Legendary impressionist, and comedian, Rich Little told Newsmax Monday that President Ronald Reagan “was great” and enjoyed his impressions of him.
“Reagan was great, and I had a wonderful relationship with him, and he had a great sense of humor,” Little, 82, said on “Eric Bolling The Balance.” He loved comedy. “And he loved my impression, too.”
Little said his first meeting with Reagan at the White House was a memorable one where he ended up taking questions from reporters at a press conference while attending a lunch.
“I was running down the corridor to the Lincoln room, and Reagan was giving a press conference out in front of the room, and he wanted to go in for lunch,” Little said. “He saw me coming along and he said ‘Rich, thank God you're here because you do me better than I do. You finish this press conference.”
The President then left Little, and his famous impression of Reagan, with the press and they started to ask him questions, which he comedically answered in character.

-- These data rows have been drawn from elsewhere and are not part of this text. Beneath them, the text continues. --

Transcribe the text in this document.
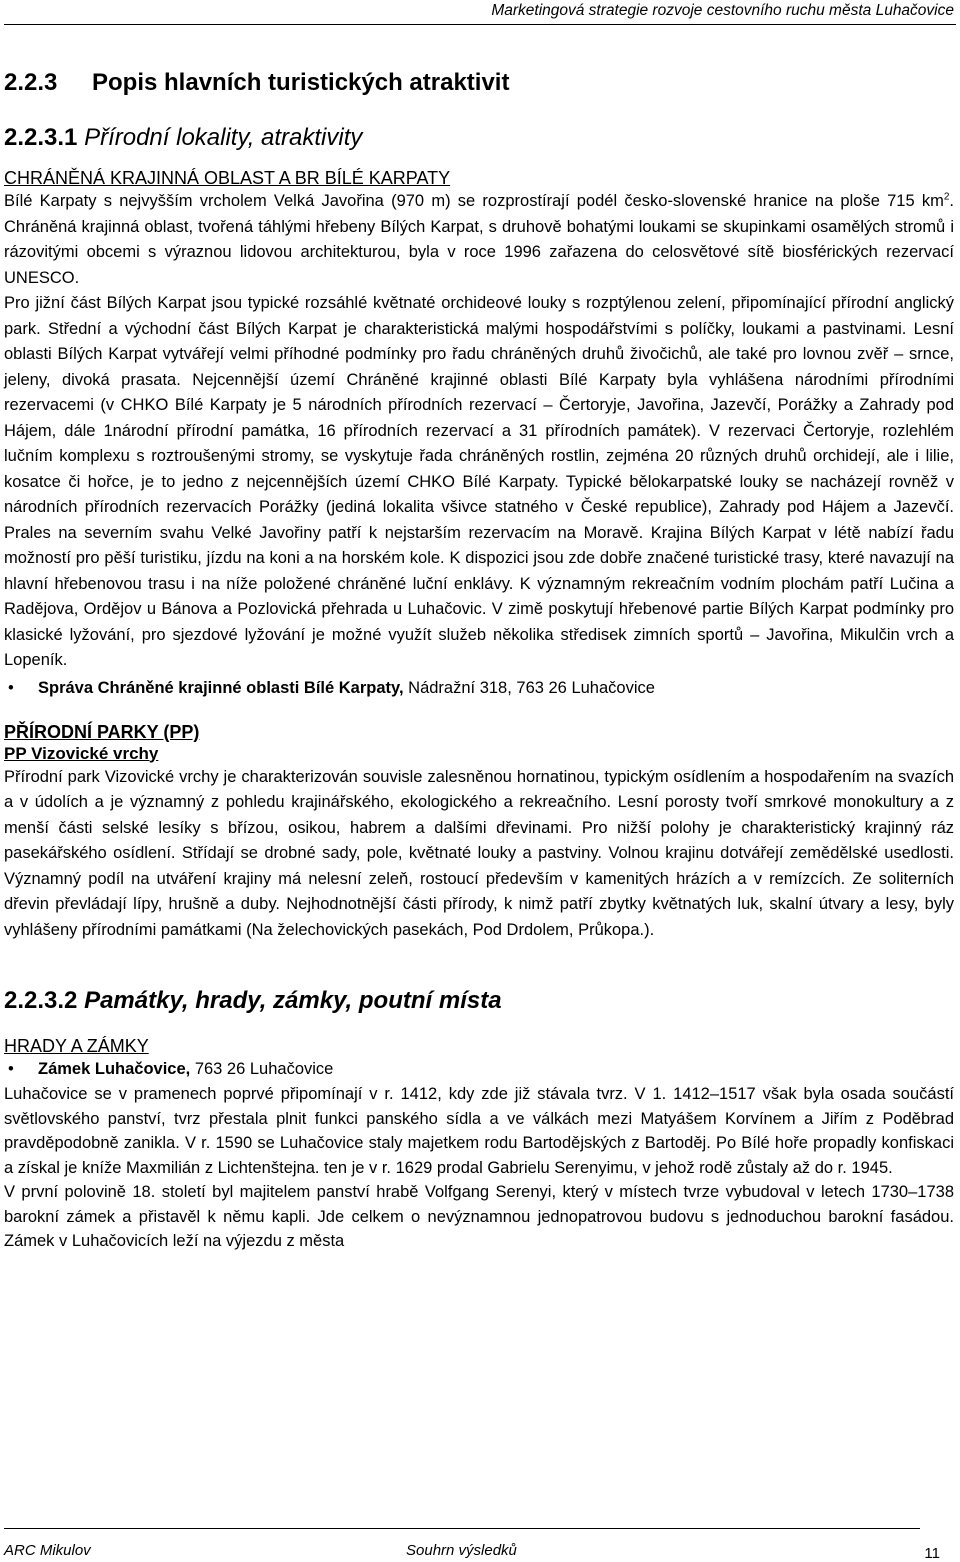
Marketingová strategie rozvoje cestovního ruchu města Luhačovice
2.2.3 Popis hlavních turistických atraktivit
2.2.3.1 Přírodní lokality, atraktivity

CHRÁNĚNÁ KRAJINNÁ OBLAST A BR BÍLÉ KARPATY

Bílé Karpaty s nejvyšším vrcholem Velká Javořina (970 m) se rozprostírají podél česko-slovenské hranice na ploše 715 $km^2$. Chráněná krajinná oblast, tvořená táhlými hřebeny Bílých Karpat, s druhově bohatými loukami se skupinkami osamělých stromů i rázovitými obcemi s výraznou lidovou architekturou, byla v roce 1996 zařazena do celosvětové sítě biosférických rezervací UNESCO.

Pro jižní část Bílých Karpat jsou typické rozsáhlé květnaté orchideové louky s rozptýlenou zelení, připomínající přírodní anglický park. Střední a východní část Bílých Karpat je charakteristická malými hospodářstvími s políčky, loukami a pastvinami. Lesní oblasti Bílých Karpat vytvářejí velmi příhodné podmínky pro řadu chráněných druhů živočichů, ale také pro lovnou zvěř – srnce, jeleny, divoká prasata. Nejcennější území Chráněné krajinné oblasti Bílé Karpaty byla vyhlášena národními přírodními rezervacemi (v CHKO Bílé Karpaty je 5 národních přírodních rezervací – Čertoryje, Javořina, Jazevčí, Porážky a Zahrady pod Hájem, dále 1národní přírodní památka, 16 přírodních rezervací a 31 přírodních památek). V rezervaci Čertoryje, rozlehlém lučním komplexu s roztroušenými stromy, se vyskytuje řada chráněných rostlin, zejména 20 různých druhů orchidejí, ale i lilie, kosatce či hořce, je to jedno z nejcennějších území CHKO Bílé Karpaty. Typické bělokarpatské louky se nacházejí rovněž v národních přírodních rezervacích Porážky (jediná lokalita všivce statného v České republice), Zahrady pod Hájem a Jazevčí. Prales na severním svahu Velké Javořiny patří k nejstarším rezervacím na Moravě. Krajina Bílých Karpat v létě nabízí řadu možností pro pěší turistiku, jízdu na koni a na horském kole. K dispozici jsou zde dobře značené turistické trasy, které navazují na hlavní hřebenovou trasu i na níže položené chráněné luční enklávy. K významným rekreačním vodním plochám patří Lučina a Radějova, Ordějov u Bánova a Pozlovická přehrada u Luhačovic. V zimě poskytují hřebenové partie Bílých Karpat podmínky pro klasické lyžování, pro sjezdové lyžování je možné využít služeb několika středisek zimních sportů – Javořina, Mikulčin vrch a Lopeník.

•	Správa Chráněné krajinné oblasti Bílé Karpaty, Nádražní 318, 763 26 Luhačovice

PŘÍRODNÍ PARKY (PP)

PP Vizovické vrchy

Přírodní park Vizovické vrchy je charakterizován souvisle zalesněnou hornatinou, typickým osídlením a hospodařením na svazích a v údolích a je významný z pohledu krajinářského, ekologického a rekreačního. Lesní porosty tvoří smrkové monokultury a z menší části selské lesíky s břízou, osikou, habrem a dalšími dřevinami. Pro nižší polohy je charakteristický krajinný ráz pasekářského osídlení. Střídají se drobné sady, pole, květnaté louky a pastviny. Volnou krajinu dotvářejí zemědělské usedlosti. Významný podíl na utváření krajiny má nelesní zeleň, rostoucí především v kamenitých hrázích a v remízcích. Ze soliterních dřevin převládají lípy, hrušně a duby. Nejhodnotnější části přírody, k nimž patří zbytky květnatých luk, skalní útvary a lesy, byly vyhlášeny přírodními památkami (Na želechovických pasekách, Pod Drdolem, Průkopa.).

2.2.3.2 Památky, hrady, zámky, poutní místa

HRADY A ZÁMKY

•	Zámek Luhačovice, 763 26 Luhačovice

Luhačovice se v pramenech poprvé připomínají v r. 1412, kdy zde již stávala tvrz. V 1. 1412–1517 však byla osada součástí světlovského panství, tvrz přestala plnit funkci panského sídla a ve válkách mezi Matyášem Korvínem a Jiřím z Poděbrad pravděpodobně zanikla. V r. 1590 se Luhačovice staly majetkem rodu Bartodějských z Bartoděj. Po Bílé hoře propadly konfiskaci a získal je kníže Maxmilián z Lichtenštejna. ten je v r. 1629 prodal Gabrielu Serenyimu, v jehož rodě zůstaly až do r. 1945.

V první polovině 18. století byl majitelem panství hrabě Volfgang Serenyi, který v místech tvrze vybudoval v letech 1730–1738 barokní zámek a přistavěl k němu kapli. Jde celkem o nevýznamnou jednopatrovou budovu s jednoduchou barokní fasádou. Zámek v Luhačovicích leží na výjezdu z města

ARC Mikulov	Souhrn výsledků	11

The Canadian-born entertainer has made a career of impersonating movie stars, presidents, and other entertainers for the last six decades, and was a fixture in television and movies, especially during the 1970s and 1980s, according to the International Movie Database.
His notable impressions, including Reagan, consisted of actors James Stewart, John Wayne, and the number one late night television host of the day, Johnny Carson.
He is currently doing a play, “Trial on the Potomac,” where he portrays President Richard Nixon in the 1970s Watergate era.
Little said the play supposes that Nixon decided to fight impeachment instead of resigning in 1974 for his role in the Watergate building break-in during the 1972 presidential election campaign where Nixon operatives illegally entered the Democratic National Committee office.
The would-be thieves were arrested, and eventually painted a picture of a conspiracy and cover up that led back to President Nixon.
“(Nixon) never got a chance to defend himself, did he? I mean, he resigned for the good of the country, and didn't want to put (it) through the turmoil,” Little said. “So, he stepped down rather than fight. Now this play shows the Nixon side of Watergate and by the end of the play, when you walk out, the audience thinks he's either guilty or is innocent, so we sort of leave it at the end of the play. You make up your own mind.”